I profagi sono genomi virali che si sono fusi in genomi batterici. Occasionalmente possono rianimarsi e rilasciare nuove particelle virali, mettendo in pericolo i batteri che li ospitano. I sistemi CRISPR-Cas, che agiscono come un sistema immunitario adattivo nei batteri, si difendono da questi attacchi prendendo di mira e affettando il DNA virale.
Tuttavia, secondo uno studio pubblicato sulla rivista "Cell", i ricercatori dell'ETH di Zurigo hanno scoperto che i batteri utilizzano anche un secondo meccanismo immunitario, da loro soprannominato sistema CRISPR-Cas di tipo III-A. Questo metodo differisce dal sistema convenzionale CRISPR-Cas di tipo II in quanto utilizza un insieme distinto di proteine e prende di mira l’RNA anziché il DNA.
Il sistema CRISPR-Cas di tipo III-A è stato studiato dai ricercatori guidati da Martin Jinek, professore di biochimica all'ETH di Zurigo, utilizzando il batterio modello Escherichia coli (E. coli). Hanno scoperto che il sistema protegge l'E. coli dal virus noto come P1 identificando e distruggendo l'RNA virale.
Una singola proteina conosciuta come Csm6 è responsabile del funzionamento del meccanismo. In precedenza è stato dimostrato che Csm6 svolge altri compiti, ma la sua partecipazione all’immunità era inaspettata. Csm6 cerca sequenze di RNA che assomigliano al genoma batterico e prende di mira l'RNA virale per distruggerlo quando è legato a guidare le molecole di RNA.
Il sistema CRISPR-Cas di tipo III-A è particolarmente interessante perché non richiede che l'RNA CRISPR corrisponda perfettamente all'RNA obiettivo. Utilizza invece un metodo di accoppiamento delle basi traballante che consente di prendere di mira una varietà di sequenze di RNA con un singolo RNA guida.
Questa tecnica di targeting basata sulle oscillazioni conferisce al sistema CRISPR-Cas di tipo III-A un vantaggio competitivo quando si tratta di virus in rapida evoluzione. I virus modificano frequentemente le loro sequenze di RNA per evitare il rilevamento da parte di altri meccanismi immunologici. Il sistema CRISPR-Cas di tipo III-A, tuttavia, può identificare e prendere di mira una gamma più ampia di forme di RNA virale grazie alla sua capacità di accettare disallineamenti.

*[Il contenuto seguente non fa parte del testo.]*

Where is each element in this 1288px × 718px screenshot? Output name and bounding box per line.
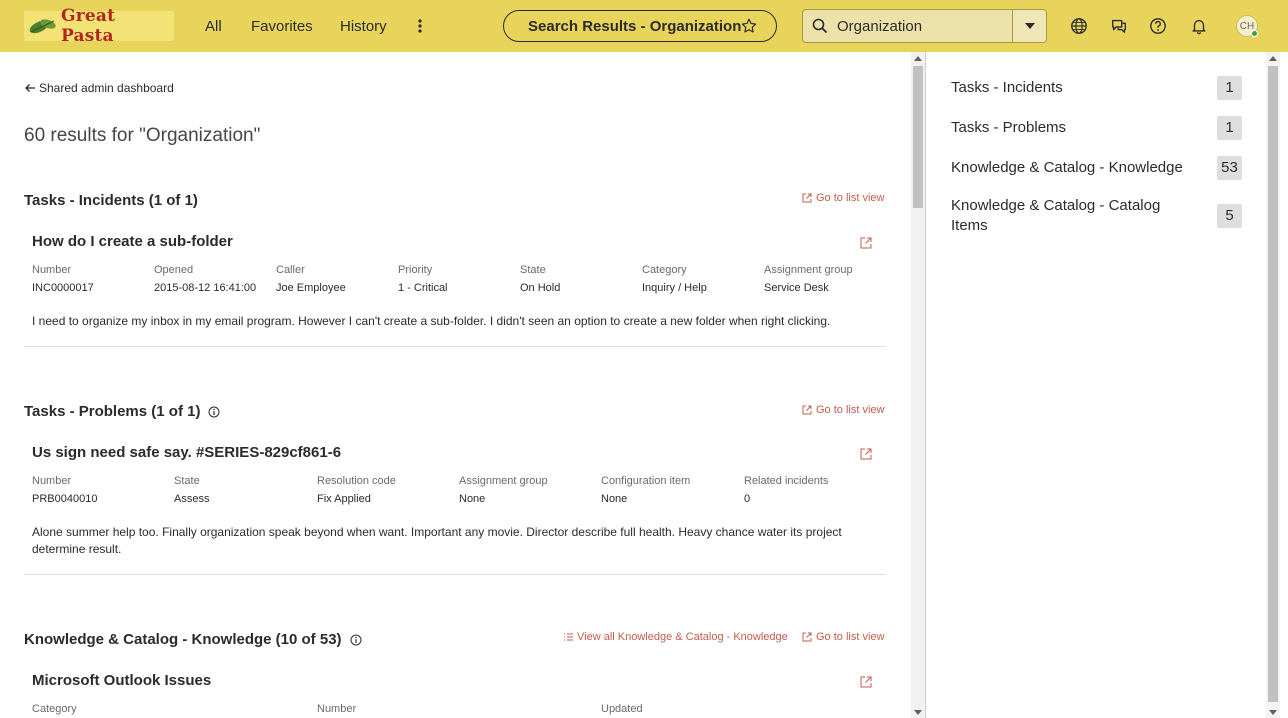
incident-field-priority: Priority 1 - Critical [398, 264, 448, 294]
knowledge-field-updated: Updated [601, 703, 643, 715]
knowledge-field-category: Category [32, 703, 77, 715]
section-divider [24, 346, 886, 347]
incidents-section-heading: Tasks - Incidents (1 of 1) [24, 192, 198, 209]
results-count-title: 60 results for "Organization" [24, 125, 261, 146]
incident-field-state: State On Hold [520, 264, 561, 294]
incidents-heading-text: Tasks - Incidents (1 of 1) [24, 192, 198, 209]
incidents-go-to-list-link[interactable]: Go to list view [802, 192, 884, 204]
scroll-down-arrow[interactable] [1269, 710, 1277, 715]
problem-field-number: Number PRB0040010 [32, 475, 98, 505]
scroll-down-arrow[interactable] [914, 710, 922, 715]
problems-heading-text: Tasks - Problems (1 of 1) [24, 403, 201, 420]
knowledge-view-all-link[interactable]: View all Knowledge & Catalog - Knowledge [564, 631, 788, 643]
knowledge-record-title[interactable]: Microsoft Outlook Issues [32, 672, 211, 689]
back-link[interactable]: Shared admin dashboard [24, 81, 174, 95]
go-to-list-label: Go to list view [816, 192, 885, 204]
open-record-icon[interactable] [860, 237, 872, 249]
scroll-up-arrow[interactable] [914, 56, 922, 61]
incident-field-opened: Opened 2015-08-12 16:41:00 [154, 264, 257, 294]
side-item-catalog-items[interactable]: Knowledge & Catalog - Catalog Items 5 [951, 196, 1242, 236]
page-title: Search Results - Organization [528, 17, 742, 35]
open-record-icon[interactable] [860, 676, 872, 688]
scrollbar-thumb[interactable] [1268, 66, 1278, 702]
result-count-badge: 1 [1217, 116, 1242, 140]
results-filter-panel: Tasks - Incidents 1 Tasks - Problems 1 K… [925, 52, 1266, 718]
go-to-list-label: Go to list view [816, 404, 885, 416]
problems-go-to-list-link[interactable]: Go to list view [802, 404, 884, 416]
scroll-up-arrow[interactable] [1269, 56, 1277, 61]
caret-down-icon [1024, 23, 1035, 29]
knowledge-go-to-list-link[interactable]: Go to list view [802, 631, 884, 643]
chat-icon[interactable] [1109, 16, 1129, 36]
result-count-badge: 1 [1217, 76, 1242, 100]
online-status-dot [1251, 30, 1258, 37]
problem-field-assignment-group: Assignment group None [459, 475, 548, 505]
section-divider [24, 574, 886, 575]
search-icon [803, 10, 837, 42]
nav-favorites[interactable]: Favorites [251, 0, 313, 52]
basil-leaf-icon [29, 19, 56, 34]
global-search [802, 9, 1047, 43]
external-link-icon [802, 405, 812, 415]
knowledge-heading-text: Knowledge & Catalog - Knowledge (10 of 5… [24, 631, 342, 648]
result-count-badge: 53 [1217, 156, 1242, 180]
problem-field-related-incidents: Related incidents 0 [744, 475, 829, 505]
company-logo[interactable]: Great Pasta [24, 6, 174, 46]
side-item-tasks-incidents[interactable]: Tasks - Incidents 1 [951, 76, 1242, 100]
globe-icon[interactable] [1069, 16, 1089, 36]
search-scope-dropdown[interactable] [1012, 10, 1046, 42]
incident-field-category: Category Inquiry / Help [642, 264, 707, 294]
incident-field-caller: Caller Joe Employee [276, 264, 346, 294]
info-icon[interactable] [350, 634, 362, 646]
scrollbar-thumb[interactable] [913, 66, 923, 208]
nav-all[interactable]: All [205, 0, 222, 52]
problem-field-configuration-item: Configuration item None [601, 475, 691, 505]
result-count-badge: 5 [1217, 204, 1242, 228]
brand-name: Great Pasta [60, 6, 116, 46]
favorite-star-icon[interactable] [740, 17, 758, 35]
page-title-pill: Search Results - Organization [503, 10, 777, 42]
side-item-knowledge[interactable]: Knowledge & Catalog - Knowledge 53 [951, 156, 1242, 180]
problems-section-heading: Tasks - Problems (1 of 1) [24, 403, 220, 420]
view-all-label: View all Knowledge & Catalog - Knowledge [577, 631, 788, 643]
nav-history[interactable]: History [340, 0, 387, 52]
side-item-tasks-problems[interactable]: Tasks - Problems 1 [951, 116, 1242, 140]
back-link-label: Shared admin dashboard [39, 81, 174, 95]
info-icon[interactable] [208, 406, 220, 418]
incident-record-title[interactable]: How do I create a sub-folder [32, 233, 233, 250]
more-menu-icon[interactable] [413, 0, 427, 52]
open-record-icon[interactable] [860, 448, 872, 460]
knowledge-field-number: Number [317, 703, 357, 715]
problem-record-title[interactable]: Us sign need safe say. #SERIES-829cf861-… [32, 444, 341, 461]
main-scrollbar[interactable] [911, 52, 925, 718]
search-input[interactable] [837, 17, 1013, 35]
problem-field-resolution-code: Resolution code Fix Applied [317, 475, 396, 505]
problem-description: Alone summer help too. Finally organizat… [32, 525, 842, 556]
list-icon [564, 633, 573, 641]
external-link-icon [802, 193, 812, 203]
side-panel-scrollbar[interactable] [1266, 52, 1280, 718]
knowledge-section-heading: Knowledge & Catalog - Knowledge (10 of 5… [24, 631, 362, 648]
problem-field-state: State Assess [174, 475, 210, 505]
external-link-icon [802, 632, 812, 642]
incident-field-number: Number INC0000017 [32, 264, 94, 294]
incident-field-assignment-group: Assignment group Service Desk [764, 264, 853, 294]
help-icon[interactable] [1148, 16, 1168, 36]
incident-description: I need to organize my inbox in my email … [32, 314, 831, 328]
user-avatar[interactable]: CH [1236, 15, 1258, 37]
go-to-list-label: Go to list view [816, 631, 885, 643]
notifications-bell-icon[interactable] [1189, 16, 1209, 36]
search-results-main: Shared admin dashboard 60 results for "O… [0, 52, 912, 718]
top-navigation-bar: Great Pasta All Favorites History Search… [0, 0, 1288, 52]
arrow-left-icon [25, 84, 35, 92]
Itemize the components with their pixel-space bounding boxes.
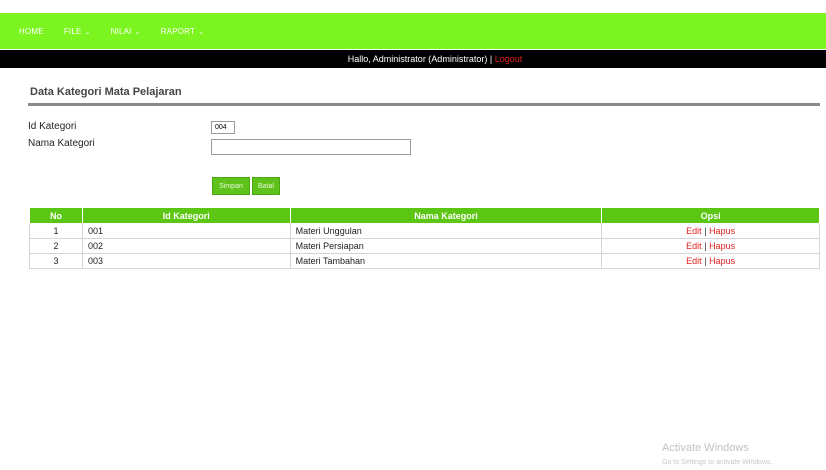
top-strip xyxy=(0,0,826,13)
table-header-row: No Id Kategori Nama Kategori Opsi xyxy=(29,207,820,224)
nav-item-home[interactable]: HOME xyxy=(19,27,44,36)
user-bar: Hallo, Administrator (Administrator) | L… xyxy=(0,50,826,68)
save-button[interactable]: Simpan xyxy=(212,177,250,195)
cell-no: 3 xyxy=(29,253,83,269)
cell-opsi: Edit | Hapus xyxy=(601,253,820,269)
cell-no: 1 xyxy=(29,223,83,239)
id-kategori-input[interactable] xyxy=(211,121,235,134)
cell-nama-kategori: Materi Persiapan xyxy=(289,238,603,254)
chevron-down-icon: ⌄ xyxy=(84,28,91,36)
table-row: 1 001 Materi Unggulan Edit | Hapus xyxy=(29,223,820,239)
nav-item-raport[interactable]: RAPORT ⌄ xyxy=(161,27,204,36)
cell-opsi: Edit | Hapus xyxy=(601,223,820,239)
chevron-down-icon: ⌄ xyxy=(198,28,205,36)
nav-item-label: NILAI xyxy=(110,26,132,36)
table-row: 2 002 Materi Persiapan Edit | Hapus xyxy=(29,238,820,254)
nav-item-label: HOME xyxy=(19,26,44,36)
action-separator: | xyxy=(704,241,707,251)
kategori-table: No Id Kategori Nama Kategori Opsi 1 001 … xyxy=(29,207,820,269)
nav-item-label: RAPORT xyxy=(160,26,196,36)
hapus-link[interactable]: Hapus xyxy=(709,241,735,251)
column-header-opsi: Opsi xyxy=(601,207,820,224)
cell-id-kategori: 003 xyxy=(81,253,291,269)
action-separator: | xyxy=(704,226,707,236)
action-separator: | xyxy=(704,256,707,266)
cell-no: 2 xyxy=(29,238,83,254)
chevron-down-icon: ⌄ xyxy=(134,28,141,36)
logout-link[interactable]: Logout xyxy=(495,54,523,64)
hapus-link[interactable]: Hapus xyxy=(709,226,735,236)
nama-kategori-input[interactable] xyxy=(211,139,411,155)
cell-id-kategori: 001 xyxy=(81,223,291,239)
activate-windows-subtitle: Go to Settings to activate Windows. xyxy=(662,459,773,466)
column-header-nama-kategori: Nama Kategori xyxy=(289,207,603,224)
page-title: Data Kategori Mata Pelajaran xyxy=(30,86,182,98)
top-navbar: HOME FILE ⌄ NILAI ⌄ RAPORT ⌄ xyxy=(0,13,826,49)
column-header-no: No xyxy=(29,207,83,224)
cell-nama-kategori: Materi Tambahan xyxy=(289,253,603,269)
cell-opsi: Edit | Hapus xyxy=(601,238,820,254)
table-row: 3 003 Materi Tambahan Edit | Hapus xyxy=(29,253,820,269)
id-kategori-label: Id Kategori xyxy=(28,121,77,132)
cell-id-kategori: 002 xyxy=(81,238,291,254)
hapus-link[interactable]: Hapus xyxy=(709,256,735,266)
edit-link[interactable]: Edit xyxy=(686,226,702,236)
title-divider xyxy=(28,103,820,106)
nav-item-nilai[interactable]: NILAI ⌄ xyxy=(111,27,141,36)
cancel-button[interactable]: Batal xyxy=(252,177,280,195)
cell-nama-kategori: Materi Unggulan xyxy=(289,223,603,239)
edit-link[interactable]: Edit xyxy=(686,256,702,266)
user-greeting: Hallo, Administrator (Administrator) | xyxy=(347,54,493,64)
column-header-id-kategori: Id Kategori xyxy=(81,207,291,224)
activate-windows-title: Activate Windows xyxy=(662,442,749,454)
edit-link[interactable]: Edit xyxy=(686,241,702,251)
nav-item-file[interactable]: FILE ⌄ xyxy=(64,27,91,36)
nav-item-label: FILE xyxy=(63,26,82,36)
nama-kategori-label: Nama Kategori xyxy=(28,138,95,149)
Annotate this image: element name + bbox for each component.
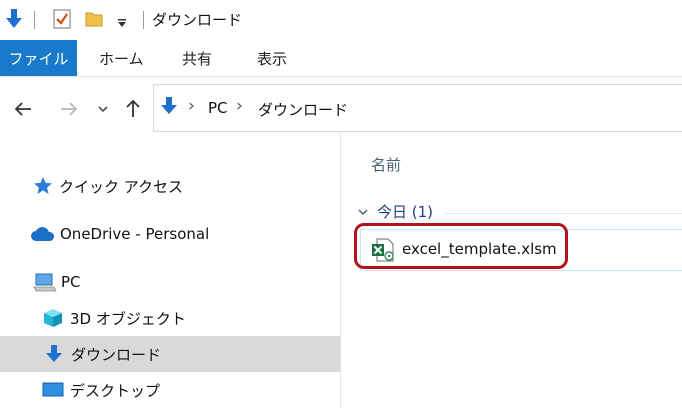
- cube-icon: [42, 307, 66, 329]
- computer-icon: [33, 272, 59, 292]
- nav-item-label: クイック アクセス: [59, 177, 184, 196]
- breadcrumb-downloads[interactable]: ダウンロード: [258, 99, 348, 120]
- tab-share[interactable]: 共有: [182, 40, 212, 76]
- callout-highlight-box: [354, 223, 568, 269]
- group-header-today[interactable]: 今日 (1): [357, 201, 433, 222]
- tab-home[interactable]: ホーム: [99, 40, 144, 76]
- download-arrow-icon[interactable]: [4, 8, 24, 30]
- group-divider: [445, 213, 682, 214]
- tab-view[interactable]: 表示: [257, 40, 287, 76]
- download-arrow-icon: [45, 344, 67, 364]
- nav-item-label: ダウンロード: [71, 345, 162, 364]
- address-bar[interactable]: [153, 84, 682, 132]
- titlebar-separator: [143, 11, 144, 29]
- desktop-icon: [42, 381, 66, 399]
- nav-item-pc[interactable]: PC: [0, 264, 340, 300]
- cloud-icon: [30, 225, 58, 243]
- nav-item-quick-access[interactable]: クイック アクセス: [0, 168, 340, 204]
- titlebar-separator: [34, 11, 35, 29]
- column-header-name[interactable]: 名前: [371, 154, 401, 175]
- dropdown-icon[interactable]: [116, 14, 128, 27]
- breadcrumb-chevron-icon[interactable]: ›: [188, 96, 195, 116]
- nav-item-onedrive[interactable]: OneDrive - Personal: [0, 216, 340, 252]
- nav-item-desktop[interactable]: デスクトップ: [0, 372, 340, 408]
- nav-item-label: 3D オブジェクト: [70, 309, 186, 328]
- window-title: ダウンロード: [152, 11, 243, 29]
- nav-item-downloads[interactable]: ダウンロード: [0, 336, 340, 372]
- forward-arrow-icon[interactable]: [58, 98, 80, 120]
- nav-item-label: OneDrive - Personal: [60, 225, 210, 243]
- breadcrumb-chevron-icon[interactable]: ›: [236, 96, 243, 116]
- nav-item-3d-objects[interactable]: 3D オブジェクト: [0, 300, 340, 336]
- chevron-down-icon: [357, 207, 373, 217]
- breadcrumb-pc[interactable]: PC: [208, 99, 228, 117]
- tab-file[interactable]: ファイル: [0, 40, 77, 76]
- group-label: 今日 (1): [377, 203, 434, 221]
- up-arrow-icon[interactable]: [122, 98, 144, 120]
- folder-icon[interactable]: [84, 9, 104, 29]
- star-icon: [33, 176, 55, 196]
- checkbox-icon[interactable]: [51, 8, 73, 30]
- nav-item-label: デスクトップ: [70, 381, 161, 400]
- nav-item-label: PC: [61, 273, 81, 291]
- back-arrow-icon[interactable]: [12, 98, 34, 120]
- recent-dropdown-icon[interactable]: [92, 98, 114, 120]
- download-location-icon: [160, 96, 178, 116]
- pane-divider[interactable]: [340, 131, 341, 408]
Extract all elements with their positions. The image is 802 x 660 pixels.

La scoperta del sistema CRISPR-Cas di tipo III-A potrebbe influenzare il modo in cui pensiamo all’evoluzione batterica e creare nuovi farmaci. L’evoluzione dei batteri, ad esempio, potrebbe essere stata influenzata da questo metodo di difesa. La varietà di sequenze target che il sistema CRISPR-Cas di tipo III-A può affrontare potrebbe anche renderlo un buon candidato per lo sviluppo di nuovi farmaci antivirali.
La scoperta del sistema CRISPR-Cas di tipo III-A potrebbe aprire la porta a ulteriori ricerche sull'immunità batterica e allo sviluppo di nuove terapie antivirali. Inoltre, serve a ricordare la complessità e l'inventiva della natura nella lotta contro le malattie.